“You want systems to fit people?”
Posted by: adonis49 on: May 8, 2009
“So, you want systems to fit people?” February 21, 2005
“So far, it sounds that Human Factors in engineering is a vast field of knowledge and it could have many applications.” You are absolutely right, the profession is multidisciplinary.
Let us consider the problems that an excellent human factors designer has to cope with when he has to incorporate the human dimensions into his design and the body of knowledge he has to learn and incorporate in his practice:
First, there are no design drawings for people as traditional engineers are familiar with because the structure of human organisms is approximately delineated and the mechanisms are imperfectly understood.
Second, people vastly differ in anthropometric dimensions, cognitive abilities, sensory capabilities, motor abilities, personalities, and attitudes; thus the challenge of variability is different from physics where phenomena behave in countable fashions and can be accounted for in design.
Third, people change with time; they change in dimensions, abilities and skills as well as from moment to moment attributable to boredom, fatigue, lapse of attention, interactions among people and with the environment.
Fourth, the world is constantly changing and systems are changing accordingly; thus interfaces for designing jobs, operations and environment have to be revisited frequently.
Fifth, contrary to the perception of people regarding the other traditional engineering fields, when we deal with human capabilities, limitations and behavior everyone feels is an expert on the basis of common sense acquired from living and specific experiences and we tend to generalize our feelings to all kinds of human behaviors. For examples, we think that we have convictions concerning the effects of sleep, dreams, age, and fatigue; we believe that we are rather good judges of people’s motives, we have explanations for people’s good memories and abilities, and we have strong positions on the relative influence of nature and nurture in shaping people’s behavior. Consequently, the expertise of human factors professionals are not viewed as based on science.
To be a competent ergonomics expert you need to take courses in many departments like Psychology, Physiology, Neurology, Marketing, Economy, Business, Management, and of course engineering.
You need to learn applied statistics, system’s modeling (mathematical and prototyping), the design of experiments, writing and validating questionnaires, collecting data on human performance, analyzing and interpreting data on the interactions of human with systems.
You need updating you knowledge continuously with all kinds of systems’ deficiencies that often hurt people in their daily lives, and learn the newer laws that govern the safety and health of the employees in their workplace.
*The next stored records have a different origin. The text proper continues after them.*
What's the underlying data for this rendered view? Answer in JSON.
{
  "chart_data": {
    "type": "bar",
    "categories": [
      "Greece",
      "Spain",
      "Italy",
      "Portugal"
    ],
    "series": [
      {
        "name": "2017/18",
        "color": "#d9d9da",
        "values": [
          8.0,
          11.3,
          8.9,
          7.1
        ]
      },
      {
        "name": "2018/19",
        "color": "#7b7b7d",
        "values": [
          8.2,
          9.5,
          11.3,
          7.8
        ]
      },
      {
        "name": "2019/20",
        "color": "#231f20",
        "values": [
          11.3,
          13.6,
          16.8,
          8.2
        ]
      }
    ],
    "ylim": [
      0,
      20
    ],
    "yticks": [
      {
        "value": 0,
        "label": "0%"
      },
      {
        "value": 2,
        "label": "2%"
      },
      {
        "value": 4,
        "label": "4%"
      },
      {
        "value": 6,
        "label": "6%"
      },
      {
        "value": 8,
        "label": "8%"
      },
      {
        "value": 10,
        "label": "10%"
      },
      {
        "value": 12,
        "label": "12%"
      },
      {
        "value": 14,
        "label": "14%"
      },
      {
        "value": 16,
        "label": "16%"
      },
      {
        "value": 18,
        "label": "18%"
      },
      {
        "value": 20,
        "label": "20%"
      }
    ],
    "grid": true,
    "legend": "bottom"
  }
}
All the above courses and disciplines that you are urged to take or to be conversant with have the well being of targeted end users in mind. To be an expert well qualified designer you need to assimilate the physical and cognitive abilities of end users and what they are capable of doing best; you need to discover their limitations as well so that you may reduce errors and foreseeable misuses of any product or interface that you have the responsibility to design.
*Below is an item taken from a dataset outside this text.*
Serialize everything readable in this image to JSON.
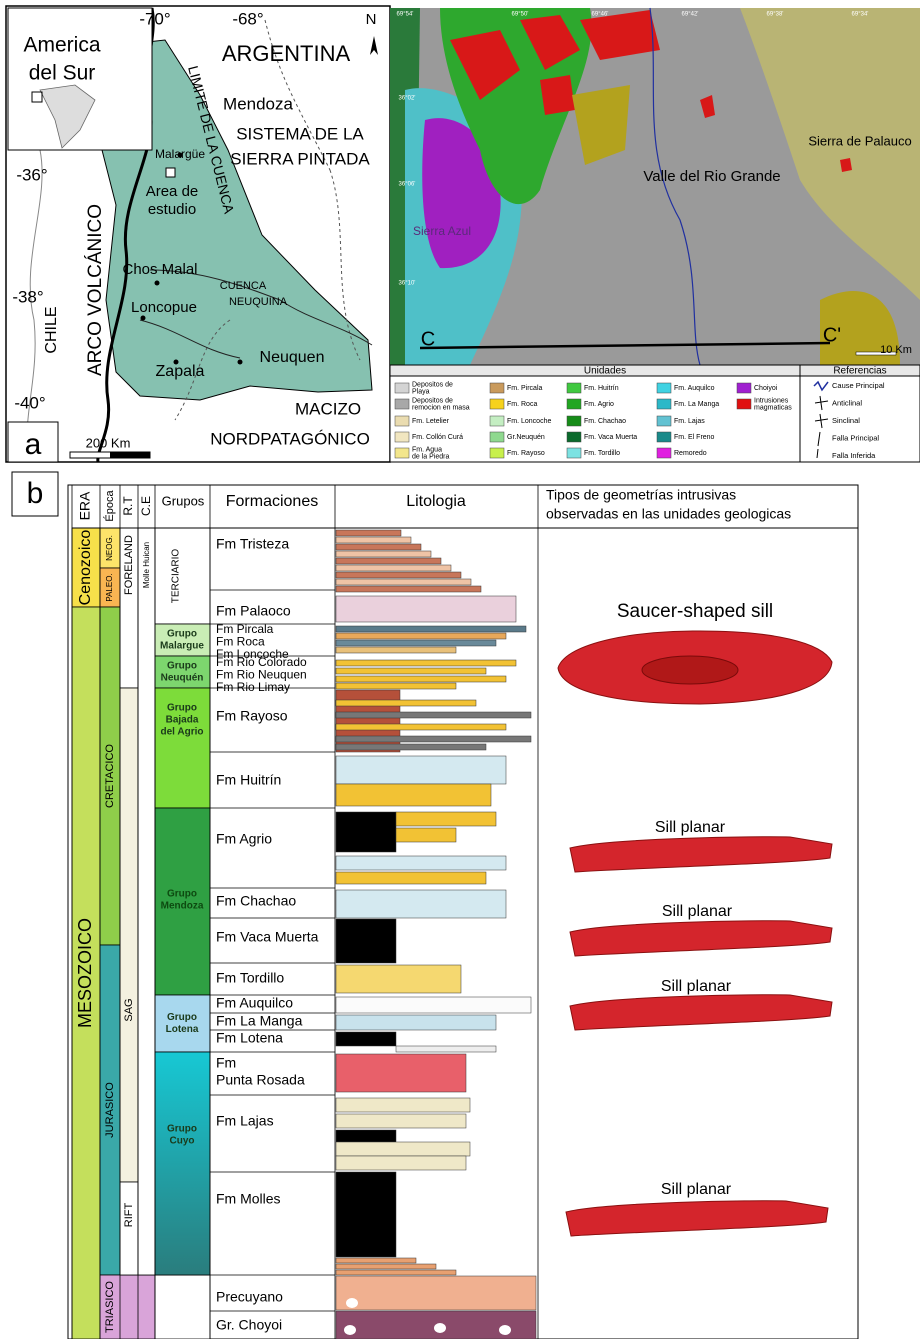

You need to fit the product or interface to the users and avoid lengthy training or useless stretching of the human body in order to permit the users to efficiently manipulate your design. An excellent designer has to know the advantages and limitations of the five senses and how to facilitate the interaction with systems under minimal stress, errors committed, and health complications generated from prolonged usage and repetitive movements of parts of the body.
I am glad, my newly found friend, that you are attentively listening to my lucubration.
I would like it better if you ask me questions that prove to me that you are enthusiastic.
Could you enumerate a few incidents in your life that validate the importance of this field of study?
“Well, suppose that I enroll in that all encompassing specialty, are there any esoteric and malignant courses that are impressed upon me?”
Unfortunately, as any university major and engineering included, many of the courses are discovered to be utterly useless once you find a job.
However, you have to bear the cross for 4 years in order to be awarded a miserly diploma. This diploma, strong with a string of grade of “A’s” will open the horizon for a new life, a life of a different set of worries and unhappiness.
I can tell you for sure that it is not how interesting are the courses but the discipline that you acquired in the process.
You need to start enjoying reading, every day for at least 5 hours, taking good care for the details in collecting data or measuring anything, learning to write everyday, meticulously and stubbornly, not missing a single course or session, giving your full concentration during class, taking notes and then reading your notes afterwards, coordinating the activities of your study groups, being a leader and a catalyst for all your class associates.
You need to waking up full of zest and partying hard after a good week of work and study, staying away, like the plague, from those exorbitantly expensive restaurants and dancing bars because they are the haven of all those boring, mindless and useless people who are dependent completely on their parents.
Well, you will hear, frequently, that securing a University diploma is a testing ground for your endurance to accepting all kinds of nonsense. It is.
Most importantly, it is testing the endurance of your folks who are paying dearly for that nonsense.